Widespread use of anti-HIV drugs in Los Angeles County could reduce new AIDS cases by almost 40%, but would also double the number of cases in which the virus had developed a resistance to drug therapy, according to a USC and Rand Corp. study.
The paper, published Monday in the journal Clinical Infectious Diseases, comes in response to growing support for the so-called test-and-treat method of treating HIV, the virus that can lead to AIDS. Such policies call for universal testing and rapid treatment of HIV patients with a combination of antiretroviral drugs.
Earlier this month, doctors said they had functionally cured a newborn of HIV after treating the infant quickly with antiretrovirals. Last week, a French medical study reported that early drug therapy appeared to be linked to the cases of 14 HIV patients who failed to get sicker when they quit taking their medication.

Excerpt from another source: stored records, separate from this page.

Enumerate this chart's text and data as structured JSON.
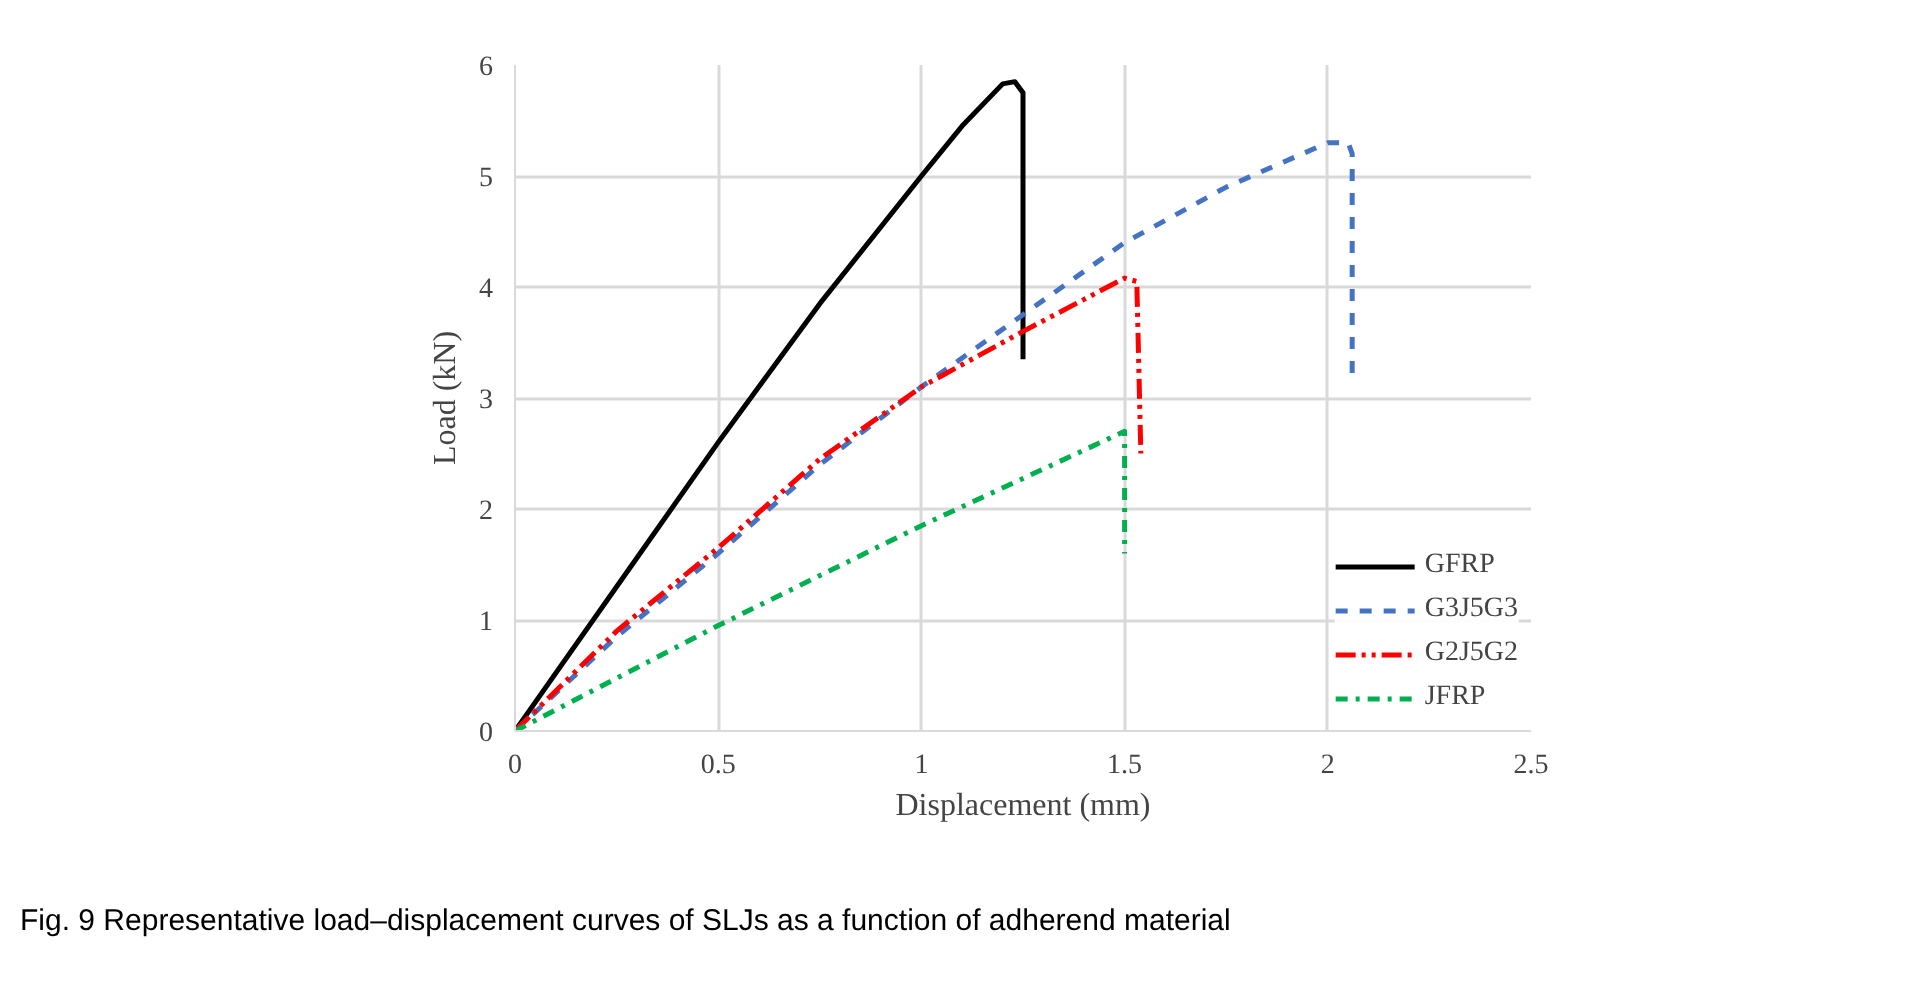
{
  "chart_data": {
    "type": "line",
    "xlabel": "Displacement (mm)",
    "ylabel": "Load (kN)",
    "xlim": [
      0,
      2.5
    ],
    "ylim": [
      0,
      6
    ],
    "xticks": [
      0,
      0.5,
      1,
      1.5,
      2,
      2.5
    ],
    "yticks": [
      0,
      1,
      2,
      3,
      4,
      5,
      6
    ],
    "grid": true,
    "legend": "bottom right",
    "marker": "none",
    "annotations": [
      "Fig. 9  Representative load–displacement curves of SLJs as a function of adherend material"
    ],
    "series": [
      {
        "name": "GFRP",
        "color": "#000000",
        "line_style": "solid",
        "x": [
          0,
          0.25,
          0.5,
          0.75,
          1.0,
          1.1,
          1.2,
          1.23,
          1.25,
          1.25
        ],
        "values": [
          0,
          1.3,
          2.6,
          3.85,
          5.0,
          5.45,
          5.83,
          5.85,
          5.75,
          3.35
        ]
      },
      {
        "name": "G3J5G3",
        "color": "#4472c4",
        "line_style": "dashed",
        "x": [
          0,
          0.25,
          0.5,
          0.75,
          1.0,
          1.25,
          1.5,
          1.75,
          2.0,
          2.05,
          2.06,
          2.06
        ],
        "values": [
          0,
          0.85,
          1.6,
          2.4,
          3.1,
          3.75,
          4.4,
          4.9,
          5.3,
          5.3,
          5.2,
          3.2
        ]
      },
      {
        "name": "G2J5G2",
        "color": "#ff0000",
        "line_style": "dashdotdot",
        "x": [
          0,
          0.25,
          0.5,
          0.75,
          1.0,
          1.25,
          1.5,
          1.53,
          1.54
        ],
        "values": [
          0,
          0.9,
          1.65,
          2.45,
          3.1,
          3.6,
          4.08,
          4.05,
          2.5
        ]
      },
      {
        "name": "JFRP",
        "color": "#00b050",
        "line_style": "dashdot",
        "x": [
          0,
          0.5,
          1.0,
          1.5,
          1.5
        ],
        "values": [
          0,
          0.95,
          1.85,
          2.7,
          1.6
        ]
      }
    ]
  }
}
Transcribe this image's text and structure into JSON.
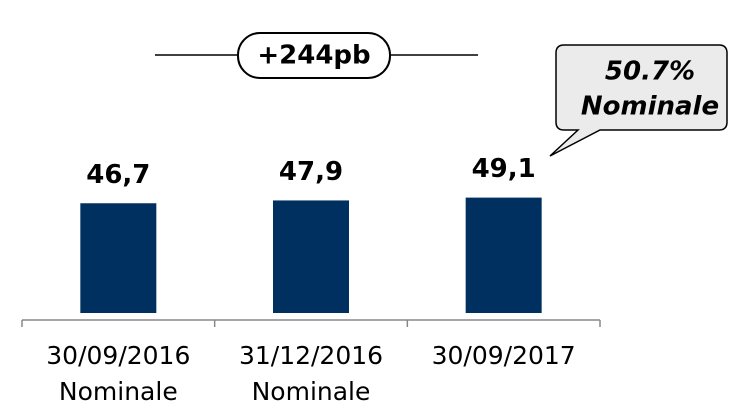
{
  "chart_data": {
    "type": "bar",
    "categories": [
      [
        "30/09/2016",
        "Nominale"
      ],
      [
        "31/12/2016",
        "Nominale"
      ],
      [
        "30/09/2017"
      ]
    ],
    "values": [
      46.7,
      47.9,
      49.1
    ],
    "value_labels": [
      "46,7",
      "47,9",
      "49,1"
    ],
    "color": "#00305f",
    "ylim": [
      0,
      60
    ],
    "annotations": [
      "+244pb",
      [
        "50.7%",
        "Nominale"
      ]
    ]
  }
}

Though both of those reports seemed to lend weight to the argument for early treatment, opponents say that widespread use of early drug therapy may lead to more resistant strains of the virus.

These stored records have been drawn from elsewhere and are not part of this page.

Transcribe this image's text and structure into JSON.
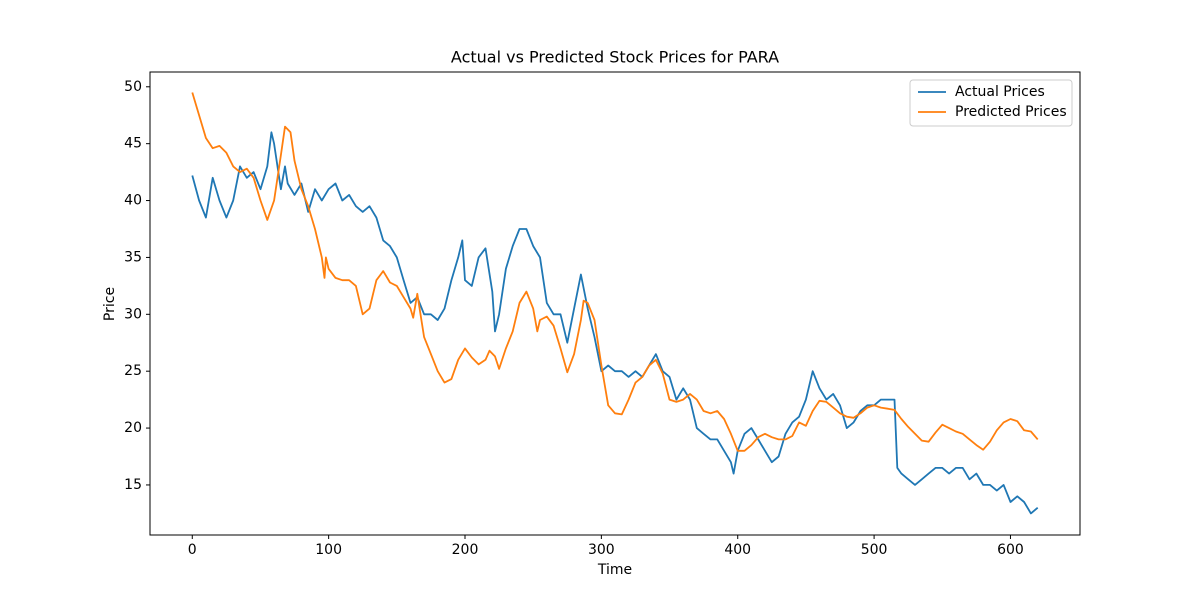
{
  "chart_data": {
    "type": "line",
    "title": "Actual vs Predicted Stock Prices for PARA",
    "x_label": "Time",
    "y_label": "Price",
    "xlim": [
      -31,
      651
    ],
    "ylim": [
      10.6,
      51.3
    ],
    "xticks": [
      0,
      100,
      200,
      300,
      400,
      500,
      600
    ],
    "yticks": [
      15,
      20,
      25,
      30,
      35,
      40,
      45,
      50
    ],
    "legend": "upper right",
    "series": [
      {
        "name": "Actual Prices",
        "color": "#1f77b4",
        "x": [
          0,
          5,
          10,
          15,
          20,
          25,
          30,
          35,
          40,
          45,
          50,
          55,
          58,
          60,
          65,
          68,
          70,
          75,
          80,
          85,
          90,
          95,
          100,
          105,
          110,
          115,
          120,
          125,
          130,
          135,
          140,
          145,
          150,
          155,
          160,
          165,
          170,
          175,
          180,
          185,
          190,
          195,
          198,
          200,
          205,
          210,
          215,
          220,
          222,
          225,
          230,
          235,
          240,
          245,
          250,
          255,
          260,
          265,
          270,
          275,
          280,
          285,
          290,
          295,
          300,
          305,
          310,
          315,
          320,
          325,
          330,
          335,
          340,
          345,
          350,
          355,
          360,
          365,
          370,
          375,
          380,
          385,
          390,
          395,
          397,
          400,
          405,
          410,
          415,
          420,
          425,
          430,
          435,
          440,
          445,
          450,
          455,
          460,
          465,
          470,
          475,
          480,
          485,
          490,
          495,
          500,
          505,
          510,
          515,
          517,
          520,
          525,
          530,
          535,
          540,
          545,
          550,
          555,
          560,
          565,
          570,
          575,
          580,
          585,
          590,
          595,
          600,
          605,
          610,
          615,
          620
        ],
        "values": [
          42.2,
          40,
          38.5,
          42,
          40,
          38.5,
          40,
          43,
          42,
          42.5,
          41,
          43,
          46,
          45,
          41,
          43,
          41.5,
          40.5,
          41.5,
          39,
          41,
          40,
          41,
          41.5,
          40,
          40.5,
          39.5,
          39,
          39.5,
          38.5,
          36.5,
          36,
          35,
          33,
          31,
          31.5,
          30,
          30,
          29.5,
          30.5,
          33,
          35,
          36.5,
          33,
          32.5,
          35,
          35.8,
          32,
          28.5,
          30,
          34,
          36,
          37.5,
          37.5,
          36,
          35,
          31,
          30,
          30,
          27.5,
          30.5,
          33.5,
          30.5,
          28,
          25,
          25.5,
          25,
          25,
          24.5,
          25,
          24.5,
          25.5,
          26.5,
          25,
          24.5,
          22.5,
          23.5,
          22.5,
          20,
          19.5,
          19,
          19,
          18,
          17,
          16,
          18,
          19.5,
          20,
          19,
          18,
          17,
          17.5,
          19.5,
          20.5,
          21,
          22.5,
          25,
          23.5,
          22.5,
          23,
          22,
          20,
          20.5,
          21.5,
          22,
          22,
          22.5,
          22.5,
          22.5,
          16.5,
          16,
          15.5,
          15,
          15.5,
          16,
          16.5,
          16.5,
          16,
          16.5,
          16.5,
          15.5,
          16,
          15,
          15,
          14.5,
          15,
          13.5,
          14,
          13.5,
          12.5,
          13
        ]
      },
      {
        "name": "Predicted Prices",
        "color": "#ff7f0e",
        "x": [
          0,
          5,
          10,
          15,
          20,
          25,
          30,
          35,
          40,
          45,
          50,
          55,
          60,
          65,
          68,
          72,
          75,
          80,
          85,
          90,
          95,
          97,
          98,
          100,
          105,
          110,
          115,
          120,
          125,
          130,
          135,
          140,
          145,
          150,
          155,
          160,
          162,
          165,
          168,
          170,
          175,
          180,
          185,
          190,
          195,
          200,
          205,
          210,
          215,
          218,
          222,
          225,
          230,
          235,
          240,
          245,
          250,
          253,
          255,
          260,
          265,
          270,
          275,
          280,
          285,
          287,
          290,
          295,
          300,
          305,
          310,
          315,
          320,
          325,
          330,
          335,
          340,
          345,
          350,
          355,
          360,
          365,
          370,
          375,
          380,
          385,
          390,
          395,
          400,
          405,
          410,
          415,
          420,
          425,
          430,
          435,
          440,
          445,
          450,
          455,
          460,
          465,
          470,
          475,
          480,
          485,
          490,
          495,
          500,
          505,
          510,
          515,
          520,
          525,
          530,
          535,
          540,
          545,
          550,
          555,
          560,
          565,
          570,
          575,
          580,
          585,
          590,
          595,
          600,
          605,
          610,
          615,
          620
        ],
        "values": [
          49.5,
          47.5,
          45.5,
          44.6,
          44.8,
          44.2,
          43,
          42.5,
          42.8,
          42,
          40,
          38.3,
          40,
          44,
          46.5,
          46,
          43.5,
          41,
          39.5,
          37.5,
          35,
          33.2,
          35,
          34,
          33.2,
          33,
          33,
          32.5,
          30,
          30.5,
          33,
          33.8,
          32.8,
          32.5,
          31.5,
          30.5,
          29.7,
          31.8,
          29.5,
          28,
          26.5,
          25,
          24,
          24.3,
          26,
          27,
          26.2,
          25.6,
          26,
          26.8,
          26.3,
          25.2,
          27,
          28.5,
          31,
          32,
          30.5,
          28.5,
          29.5,
          29.8,
          29,
          27,
          24.9,
          26.5,
          29.5,
          31.2,
          31,
          29.5,
          25.5,
          22,
          21.3,
          21.2,
          22.5,
          24,
          24.5,
          25.5,
          26,
          24.8,
          22.5,
          22.3,
          22.5,
          23,
          22.5,
          21.5,
          21.3,
          21.5,
          20.8,
          19.5,
          18,
          18,
          18.5,
          19.2,
          19.5,
          19.2,
          19,
          19,
          19.3,
          20.5,
          20.2,
          21.5,
          22.4,
          22.3,
          21.8,
          21.3,
          21,
          20.9,
          21.3,
          21.8,
          22,
          21.8,
          21.7,
          21.6,
          20.8,
          20.1,
          19.5,
          18.9,
          18.8,
          19.6,
          20.3,
          20,
          19.7,
          19.5,
          19,
          18.5,
          18.1,
          18.8,
          19.8,
          20.5,
          20.8,
          20.6,
          19.8,
          19.7,
          19
        ]
      }
    ]
  }
}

The study published Monday examined just how many new cases of drug-resistant HIV would result in Los Angeles County if test-and-treat policies were followed here. Lead study author Neeraj Sood, a clinical pharmacy professor at the USC Schaeffer Center for Health Policy, and colleagues used national and local HIV tracking data from 2000 to 2009 to create a mathematical model of the disease's spread.
Los Angeles is the county with the nation's largest incident population of HIV. Study authors determined that if the county adopted a test-and-treat policy now, in 10 years it would see a 34% reduction in new infections, a 19% reduction in deaths and a 39% reduction in AIDS cases. However, the county would also experience an increase in the number of cases of drug-therapy-resistant HIV -- an increase from 4.70% to 9.06%.
Study authors said that it was unclear how this increased resistance would affect the course of the HIV epidemic but that health officials should consider it when evaluating treatment policies. They also said that by just increasing testing and not changing treatment protocols, patients would see only half the benefits of a test-and-treat plan, but there would be no increase in drug resistance.
"With such uncertainty about the course of multi-drug resistance (MDR), it is unclear whether benefits from increasing test-and-treat outweigh costs of increasing MDR," the authors wrote. "If policymakers are risk-averse, a more cautious approach to HIV prevention might involve more focus on testing without changing treatment guidelines to cover early-stage HIV."